Striking with precision and power, the Brazilian throws a clean 1-2, counters well off the back foot and fires hard kicks to the legs, body and head.
Her ferocity makes her a dark horse in the strawweight division, although she has some flaws.
She throws everything with intent, thus her output is a little low. We also saw her slow down in the third round against Mizuki Inoue and get controlled for periods against the fence.
Her superior shot selection and physical advantages make her a favorite over Angela Hill, but her -400 moneyline seems wide.
At 36-years-of-age, Hill could be slowing down. She struggled with the speed and footwork of Tecia Torres in her last bout, but didn’t perform well irrespective of the tough match-up.
Hill throws at a high clip and won’t struggle to find Lemos in the octagon, since the Brazilian is quite flat-footed.
While Hill’s body language becomes bad as the fight progresses, she fights through fatigue pretty well and continues to produce output.
This will look like a Muay Thai fight with 4oz gloves, and I think there is a bit of value on Angela Hill at +310.
Stephen Thompson vs. Gilbert Burns
At the time, I was disappointed in myself for losing a large bet on Stephen Thompson in his last fight. His takedown defense checked out on tape and I thought he could stick and move against a BJJ black belt with wild striking and a suspect gas tank.
Unfortunately for me, Gilbert Burns turned out the best performance of his career and looked like an NCAA All-American wrestler.
Burns timed his entries perfectly in order to create contact, drove Thompson to the fence, chained attempts until he got the fight to the mat and was like a cement block on top.

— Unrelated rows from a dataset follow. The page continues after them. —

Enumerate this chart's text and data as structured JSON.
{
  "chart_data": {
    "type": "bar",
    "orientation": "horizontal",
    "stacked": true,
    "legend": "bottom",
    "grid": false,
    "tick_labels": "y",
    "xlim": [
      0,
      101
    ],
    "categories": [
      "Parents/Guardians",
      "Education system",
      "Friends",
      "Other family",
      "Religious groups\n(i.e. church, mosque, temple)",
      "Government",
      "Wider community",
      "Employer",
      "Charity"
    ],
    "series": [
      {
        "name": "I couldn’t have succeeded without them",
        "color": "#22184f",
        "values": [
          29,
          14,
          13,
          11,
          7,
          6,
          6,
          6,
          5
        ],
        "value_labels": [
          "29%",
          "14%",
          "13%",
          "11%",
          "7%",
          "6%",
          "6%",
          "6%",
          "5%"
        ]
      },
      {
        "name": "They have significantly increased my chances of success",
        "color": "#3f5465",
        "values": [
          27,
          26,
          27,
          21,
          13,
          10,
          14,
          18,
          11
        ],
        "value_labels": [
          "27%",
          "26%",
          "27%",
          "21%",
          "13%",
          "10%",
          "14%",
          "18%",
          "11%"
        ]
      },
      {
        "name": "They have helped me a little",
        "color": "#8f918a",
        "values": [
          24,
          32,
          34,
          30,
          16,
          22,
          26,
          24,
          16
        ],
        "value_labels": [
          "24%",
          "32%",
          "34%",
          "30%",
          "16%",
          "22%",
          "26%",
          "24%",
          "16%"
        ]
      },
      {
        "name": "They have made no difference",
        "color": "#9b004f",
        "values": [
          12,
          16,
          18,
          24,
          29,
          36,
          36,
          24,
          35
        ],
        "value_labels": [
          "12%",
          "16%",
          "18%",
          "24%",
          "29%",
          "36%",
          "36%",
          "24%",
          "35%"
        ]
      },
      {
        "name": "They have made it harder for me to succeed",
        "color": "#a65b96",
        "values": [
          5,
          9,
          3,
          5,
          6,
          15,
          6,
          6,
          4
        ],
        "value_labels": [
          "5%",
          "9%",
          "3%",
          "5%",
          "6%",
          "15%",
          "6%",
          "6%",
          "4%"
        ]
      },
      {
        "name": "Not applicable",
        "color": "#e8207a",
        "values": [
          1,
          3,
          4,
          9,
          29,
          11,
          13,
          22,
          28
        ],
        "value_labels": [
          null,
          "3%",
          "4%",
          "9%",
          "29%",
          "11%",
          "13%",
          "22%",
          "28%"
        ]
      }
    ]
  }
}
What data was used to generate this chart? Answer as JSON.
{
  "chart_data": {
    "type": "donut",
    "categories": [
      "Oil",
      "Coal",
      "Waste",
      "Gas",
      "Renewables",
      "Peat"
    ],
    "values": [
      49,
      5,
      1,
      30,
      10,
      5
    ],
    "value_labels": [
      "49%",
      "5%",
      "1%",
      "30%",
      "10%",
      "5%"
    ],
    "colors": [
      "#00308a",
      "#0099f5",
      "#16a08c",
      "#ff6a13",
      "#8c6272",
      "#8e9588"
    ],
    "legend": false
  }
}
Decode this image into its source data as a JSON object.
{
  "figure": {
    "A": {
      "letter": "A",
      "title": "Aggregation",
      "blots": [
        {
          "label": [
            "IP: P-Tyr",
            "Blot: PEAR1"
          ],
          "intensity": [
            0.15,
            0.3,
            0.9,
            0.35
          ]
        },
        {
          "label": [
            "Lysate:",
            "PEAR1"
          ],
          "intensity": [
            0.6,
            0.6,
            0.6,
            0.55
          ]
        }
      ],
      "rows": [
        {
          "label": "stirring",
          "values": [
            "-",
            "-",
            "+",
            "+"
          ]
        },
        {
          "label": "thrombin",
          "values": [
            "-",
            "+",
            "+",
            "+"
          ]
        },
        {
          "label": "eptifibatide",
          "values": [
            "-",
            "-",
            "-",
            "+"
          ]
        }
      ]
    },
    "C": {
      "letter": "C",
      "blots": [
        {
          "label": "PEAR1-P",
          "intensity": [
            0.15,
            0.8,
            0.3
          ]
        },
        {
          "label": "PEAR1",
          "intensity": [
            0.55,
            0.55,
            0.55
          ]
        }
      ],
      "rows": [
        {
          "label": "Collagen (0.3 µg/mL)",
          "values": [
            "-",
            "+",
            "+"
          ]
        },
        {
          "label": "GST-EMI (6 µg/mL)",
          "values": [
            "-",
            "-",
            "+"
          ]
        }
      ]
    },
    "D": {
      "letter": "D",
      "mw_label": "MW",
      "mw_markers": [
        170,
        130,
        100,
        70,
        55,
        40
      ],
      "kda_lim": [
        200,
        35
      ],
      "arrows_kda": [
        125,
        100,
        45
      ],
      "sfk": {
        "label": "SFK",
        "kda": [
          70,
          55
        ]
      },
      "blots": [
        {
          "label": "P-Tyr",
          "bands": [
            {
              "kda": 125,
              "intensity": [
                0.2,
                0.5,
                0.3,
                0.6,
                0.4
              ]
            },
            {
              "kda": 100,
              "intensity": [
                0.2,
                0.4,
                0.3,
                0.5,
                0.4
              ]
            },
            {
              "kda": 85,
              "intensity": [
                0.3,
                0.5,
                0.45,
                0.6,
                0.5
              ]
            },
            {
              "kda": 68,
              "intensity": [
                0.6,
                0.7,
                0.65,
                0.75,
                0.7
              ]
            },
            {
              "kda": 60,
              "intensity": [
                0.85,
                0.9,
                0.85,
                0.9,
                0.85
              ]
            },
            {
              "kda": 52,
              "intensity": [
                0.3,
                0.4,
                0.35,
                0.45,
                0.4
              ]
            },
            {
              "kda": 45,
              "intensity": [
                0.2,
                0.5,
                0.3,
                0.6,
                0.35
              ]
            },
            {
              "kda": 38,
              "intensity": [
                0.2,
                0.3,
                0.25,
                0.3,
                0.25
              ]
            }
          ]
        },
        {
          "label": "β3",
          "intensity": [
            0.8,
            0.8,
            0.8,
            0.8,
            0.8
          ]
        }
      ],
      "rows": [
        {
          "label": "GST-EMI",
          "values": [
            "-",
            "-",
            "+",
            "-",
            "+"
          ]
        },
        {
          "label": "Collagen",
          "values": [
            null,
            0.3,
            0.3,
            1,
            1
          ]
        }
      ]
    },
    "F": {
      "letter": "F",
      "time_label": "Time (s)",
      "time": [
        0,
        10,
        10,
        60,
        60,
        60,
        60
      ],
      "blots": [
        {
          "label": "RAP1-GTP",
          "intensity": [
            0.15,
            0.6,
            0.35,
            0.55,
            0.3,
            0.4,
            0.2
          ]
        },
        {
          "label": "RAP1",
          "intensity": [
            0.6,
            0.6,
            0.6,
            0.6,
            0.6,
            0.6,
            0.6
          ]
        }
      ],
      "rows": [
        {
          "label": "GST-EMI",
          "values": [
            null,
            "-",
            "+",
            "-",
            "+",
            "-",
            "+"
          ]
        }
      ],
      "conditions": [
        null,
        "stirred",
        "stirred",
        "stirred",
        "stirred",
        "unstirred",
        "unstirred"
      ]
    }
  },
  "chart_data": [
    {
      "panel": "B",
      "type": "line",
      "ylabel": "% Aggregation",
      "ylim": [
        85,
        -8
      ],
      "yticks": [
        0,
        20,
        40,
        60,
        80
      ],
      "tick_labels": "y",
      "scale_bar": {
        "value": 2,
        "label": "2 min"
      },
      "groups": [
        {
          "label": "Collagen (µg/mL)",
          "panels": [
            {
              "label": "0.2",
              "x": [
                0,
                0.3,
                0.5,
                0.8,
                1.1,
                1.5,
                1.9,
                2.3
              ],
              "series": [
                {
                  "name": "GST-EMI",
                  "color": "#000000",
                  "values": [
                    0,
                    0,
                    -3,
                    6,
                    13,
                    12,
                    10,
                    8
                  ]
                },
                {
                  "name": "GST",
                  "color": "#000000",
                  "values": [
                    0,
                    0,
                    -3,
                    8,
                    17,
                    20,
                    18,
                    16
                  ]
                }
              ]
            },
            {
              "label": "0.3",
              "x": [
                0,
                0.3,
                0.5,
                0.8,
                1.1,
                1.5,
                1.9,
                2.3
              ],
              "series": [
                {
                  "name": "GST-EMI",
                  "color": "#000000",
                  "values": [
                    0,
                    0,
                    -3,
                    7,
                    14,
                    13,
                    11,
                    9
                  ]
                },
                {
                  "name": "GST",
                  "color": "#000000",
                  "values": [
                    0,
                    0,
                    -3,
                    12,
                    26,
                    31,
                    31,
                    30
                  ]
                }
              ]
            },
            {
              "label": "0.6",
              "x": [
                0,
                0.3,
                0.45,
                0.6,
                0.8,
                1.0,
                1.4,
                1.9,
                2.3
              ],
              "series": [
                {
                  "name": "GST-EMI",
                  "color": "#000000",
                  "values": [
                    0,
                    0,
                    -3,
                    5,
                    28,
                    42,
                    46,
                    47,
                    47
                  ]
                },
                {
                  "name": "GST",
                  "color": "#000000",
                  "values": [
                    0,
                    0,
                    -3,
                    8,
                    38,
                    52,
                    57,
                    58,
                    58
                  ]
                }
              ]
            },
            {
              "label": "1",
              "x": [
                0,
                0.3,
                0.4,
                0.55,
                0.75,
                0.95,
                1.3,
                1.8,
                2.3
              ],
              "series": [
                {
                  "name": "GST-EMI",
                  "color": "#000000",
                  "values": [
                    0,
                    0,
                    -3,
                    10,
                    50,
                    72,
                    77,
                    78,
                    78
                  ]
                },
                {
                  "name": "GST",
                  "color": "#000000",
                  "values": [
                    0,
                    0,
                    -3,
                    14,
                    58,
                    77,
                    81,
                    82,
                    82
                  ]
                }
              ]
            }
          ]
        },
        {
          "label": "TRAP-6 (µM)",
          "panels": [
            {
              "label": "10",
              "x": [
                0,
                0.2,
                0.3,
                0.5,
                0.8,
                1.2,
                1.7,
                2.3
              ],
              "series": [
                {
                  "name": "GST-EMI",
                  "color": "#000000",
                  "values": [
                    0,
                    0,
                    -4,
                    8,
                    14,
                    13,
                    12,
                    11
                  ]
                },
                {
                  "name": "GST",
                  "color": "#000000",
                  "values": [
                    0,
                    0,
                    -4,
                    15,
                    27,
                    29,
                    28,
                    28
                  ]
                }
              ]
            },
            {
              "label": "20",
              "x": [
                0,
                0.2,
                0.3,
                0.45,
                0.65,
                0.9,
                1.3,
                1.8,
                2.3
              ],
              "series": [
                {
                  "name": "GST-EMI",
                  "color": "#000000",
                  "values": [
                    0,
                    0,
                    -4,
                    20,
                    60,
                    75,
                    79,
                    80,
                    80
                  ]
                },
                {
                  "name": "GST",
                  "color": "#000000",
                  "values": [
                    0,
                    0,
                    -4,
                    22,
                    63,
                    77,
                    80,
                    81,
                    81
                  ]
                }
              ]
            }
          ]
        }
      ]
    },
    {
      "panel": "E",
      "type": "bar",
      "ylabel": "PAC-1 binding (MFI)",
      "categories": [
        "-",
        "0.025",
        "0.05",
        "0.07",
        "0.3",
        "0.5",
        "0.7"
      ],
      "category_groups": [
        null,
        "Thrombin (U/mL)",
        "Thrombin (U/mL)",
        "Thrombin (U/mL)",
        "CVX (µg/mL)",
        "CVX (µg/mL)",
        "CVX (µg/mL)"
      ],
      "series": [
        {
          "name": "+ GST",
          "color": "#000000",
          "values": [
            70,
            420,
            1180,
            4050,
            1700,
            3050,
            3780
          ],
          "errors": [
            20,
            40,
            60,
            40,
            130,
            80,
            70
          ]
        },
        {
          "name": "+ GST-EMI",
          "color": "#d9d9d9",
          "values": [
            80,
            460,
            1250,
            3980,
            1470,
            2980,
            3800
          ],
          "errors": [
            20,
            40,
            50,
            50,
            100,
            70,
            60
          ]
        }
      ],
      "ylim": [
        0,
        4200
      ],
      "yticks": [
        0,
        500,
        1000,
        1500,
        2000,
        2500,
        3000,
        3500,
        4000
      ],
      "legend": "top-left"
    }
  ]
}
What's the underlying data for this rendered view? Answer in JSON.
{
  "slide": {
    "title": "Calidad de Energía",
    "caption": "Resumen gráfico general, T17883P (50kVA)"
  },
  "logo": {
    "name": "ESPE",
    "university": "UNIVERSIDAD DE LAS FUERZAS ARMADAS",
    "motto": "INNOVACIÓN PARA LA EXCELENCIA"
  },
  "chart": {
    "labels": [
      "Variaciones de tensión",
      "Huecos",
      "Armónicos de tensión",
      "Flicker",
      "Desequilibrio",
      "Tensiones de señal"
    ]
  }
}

The Brazilian didn’t slow down and was able to minimize open space striking exchanges, much to his credit.
Belal Muhammad also has good takedown entries, but lacks the finishing ability and explosiveness of Burns.
If he can’t get the fight to the mat, I believe he’ll be swinging at shadows all night.
Muhammad isn’t a bad striker by any means, but the footwork discrepancy is going to look ridiculous and I can’t see him having much success on the feet against an elusive ninja like “Wonderboy”.
It’s hard to stomach the -250 price tag, but I’d be surprised if Stephen Thompson lost this contest.
Derrick Lewis vs. Chris Daukaus
Derrick Lewis is both gifted and cursed with otherworldly punching power.
When you can end the fight with one big swing, you get by without developing solid fundamentals – and that is the case with “The Black Beast”.
His repertoire of attacks is random and devoid of process, but the end goal is always to land an atomic right hand and detach his opponent from their consciousness.
Chris Daukaus is also looking for the right hand KO, but has far more tools in order to set up the kill shot.
Daukaus has blistering speed for a heavyweight and throws everything in combination. His lead hand is an effective smokescreen for his power shots and he has a superb left hook as well.
I also feel Daukaus has less mileage on his body and is hungrier, while Lewis gets beaten up in every fight and is primarily motivated by money (just like yours truly, Pig Lord).
Chris Daukaus could get caught and knocked out, but I think there is a high probability he wins this fight.